Mr White seems to call this entire system into question. If he believes that the right to life should be solely a matter for the Oireachtas, then what other constitutional protections should it be allowed to regulate freely? To follow his line of logic, does he believe that the entire Constitution should be abolished, so that the Oireachtas has a completely free hand in all matters, as the House of Commons does in the UK? I believe that the Irish people would have little faith in such a system.

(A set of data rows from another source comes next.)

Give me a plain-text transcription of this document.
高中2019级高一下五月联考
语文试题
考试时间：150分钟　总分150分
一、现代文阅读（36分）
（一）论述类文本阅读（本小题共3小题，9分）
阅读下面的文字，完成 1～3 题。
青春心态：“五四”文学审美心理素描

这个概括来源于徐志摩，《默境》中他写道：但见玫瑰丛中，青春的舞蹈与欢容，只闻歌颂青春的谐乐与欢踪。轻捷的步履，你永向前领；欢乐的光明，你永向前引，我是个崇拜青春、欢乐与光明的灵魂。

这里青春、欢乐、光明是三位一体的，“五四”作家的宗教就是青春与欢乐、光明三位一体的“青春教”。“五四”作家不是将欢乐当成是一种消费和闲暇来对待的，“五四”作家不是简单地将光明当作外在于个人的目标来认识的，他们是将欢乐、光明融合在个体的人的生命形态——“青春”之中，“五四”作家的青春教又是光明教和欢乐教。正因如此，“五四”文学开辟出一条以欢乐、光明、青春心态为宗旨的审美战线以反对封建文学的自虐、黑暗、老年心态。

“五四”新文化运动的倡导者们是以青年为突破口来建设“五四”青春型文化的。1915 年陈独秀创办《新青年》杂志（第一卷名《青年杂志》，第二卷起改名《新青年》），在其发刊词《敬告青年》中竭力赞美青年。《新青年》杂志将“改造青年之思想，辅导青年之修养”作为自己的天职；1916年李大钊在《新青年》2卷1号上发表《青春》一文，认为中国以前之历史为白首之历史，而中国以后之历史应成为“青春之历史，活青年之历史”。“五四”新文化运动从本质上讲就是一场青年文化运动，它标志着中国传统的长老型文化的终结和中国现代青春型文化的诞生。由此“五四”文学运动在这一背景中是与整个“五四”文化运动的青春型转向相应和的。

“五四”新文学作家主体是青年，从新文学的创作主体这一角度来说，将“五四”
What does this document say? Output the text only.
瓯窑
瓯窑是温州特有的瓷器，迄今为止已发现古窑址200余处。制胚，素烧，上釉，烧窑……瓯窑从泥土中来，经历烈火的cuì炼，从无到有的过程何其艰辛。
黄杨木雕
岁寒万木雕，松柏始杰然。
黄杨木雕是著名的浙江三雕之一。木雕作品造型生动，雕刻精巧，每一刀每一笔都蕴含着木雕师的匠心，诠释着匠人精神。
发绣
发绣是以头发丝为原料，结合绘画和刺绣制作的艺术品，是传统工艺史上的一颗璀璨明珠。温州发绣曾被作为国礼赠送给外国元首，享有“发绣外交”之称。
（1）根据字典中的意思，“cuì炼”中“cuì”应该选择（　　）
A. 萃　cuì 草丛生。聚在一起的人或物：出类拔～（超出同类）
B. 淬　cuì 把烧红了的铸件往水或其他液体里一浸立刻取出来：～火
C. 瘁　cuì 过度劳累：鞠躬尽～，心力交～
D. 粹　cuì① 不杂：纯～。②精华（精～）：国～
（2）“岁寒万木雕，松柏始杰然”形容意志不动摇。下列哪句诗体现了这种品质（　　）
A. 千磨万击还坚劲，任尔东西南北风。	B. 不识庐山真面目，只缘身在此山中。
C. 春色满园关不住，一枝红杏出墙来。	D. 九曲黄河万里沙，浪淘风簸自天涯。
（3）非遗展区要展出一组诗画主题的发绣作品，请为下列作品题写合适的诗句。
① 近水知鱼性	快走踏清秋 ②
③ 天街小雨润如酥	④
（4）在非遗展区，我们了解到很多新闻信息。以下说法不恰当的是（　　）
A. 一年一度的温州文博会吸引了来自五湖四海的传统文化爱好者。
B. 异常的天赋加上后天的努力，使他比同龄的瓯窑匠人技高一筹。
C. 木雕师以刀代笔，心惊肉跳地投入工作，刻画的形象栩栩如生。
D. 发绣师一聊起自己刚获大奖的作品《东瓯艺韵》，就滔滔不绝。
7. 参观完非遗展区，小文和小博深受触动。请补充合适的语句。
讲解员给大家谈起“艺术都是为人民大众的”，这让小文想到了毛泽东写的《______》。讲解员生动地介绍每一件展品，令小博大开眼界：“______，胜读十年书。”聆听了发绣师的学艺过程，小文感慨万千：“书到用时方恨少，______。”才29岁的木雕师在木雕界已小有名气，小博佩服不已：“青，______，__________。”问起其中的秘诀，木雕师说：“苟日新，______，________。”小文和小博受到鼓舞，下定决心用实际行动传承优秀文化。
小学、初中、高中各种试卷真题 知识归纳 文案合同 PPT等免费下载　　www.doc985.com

Barry Walsh, Clontarf, Dublin 3
Jim Stack (Irish Independent, December 8) bemoans the lack of "openness and respect" from columnists Colette Browne and Ivan Yates in the ongoing abortion debate, while singing the praises of David Quinn, of the Iona Institute.
Mr Stack also seeks to frame this highly emotive and divisive debate in terms of "unborn children" and "babies whose lives are at stake if the Eighth Amendment is repealed". I would have to seriously question where his respect for the facts in this matters lies?
The medical procedure of abortion deals with an embryo or foetus and would be entirely legal were the Eighth Amendment repealed; whilst the killing of a child or baby is known as infanticide, and is illegal. These are clearly two separate issues which pro-life campaigners like Mr Stack regularly seek to conflate. Respect is a two-way street, and needs to be earned.
May I suggest Mr Stack begins his journey of enlightenment with a trip to his library or local bookstore where volumes on ethics and morals exist, and the human reproductive process is explained in great detail.
Gary J Byrne, IFSC, Dublin 1
The solution to flooding
Wouldn't this be the time to say that it is a pity that the vision of the men who built the Ardnacrusha Power Station in the 1920s or that of Fr Horan of Knock Airport is not applied with the current problem of flooding.
We could build a very large reservoir on the midlands cut-away bogs into which the flood water could be diverted.
JJ O'Reilly, Ballinteer, Dublin 16
Compassion for patients
Kudos to Mary Kenny for illuminating the need to cultivate a more compassionate society towards patients (Irish Independent, December 7).
There is every need for the institutionalisation of compassion; for unleashing the power of humanity in each one of us, for unlocking creativity, for caring for our patients, the most destitute, the downtrodden and the weakest.
Patients should never be criminalised or stigmatised for their lifestyles. Stigmatisation makes sufferers become more secretive, hide their illnesses and ultimately hinder their own recovery.
It is our moral and ethical obligation to mitigate suffering, create a more magnanimous society and reinforce our shared commitment for human dignity.
Dr Munjed Farid Al Qutob, London, UK
Cynical about politics
In 1973, my generation elected a Fine Gael-Labour coalition because we were appalled by the cronyism, the cute hoors, the men in the mohair suits, Taca, and all that was associated with Fianna Fáil.
We thought it was the beginning of a new era of politics.
Forty years later, nothing has changed.
Am I the only one who feels cynical and dispirited?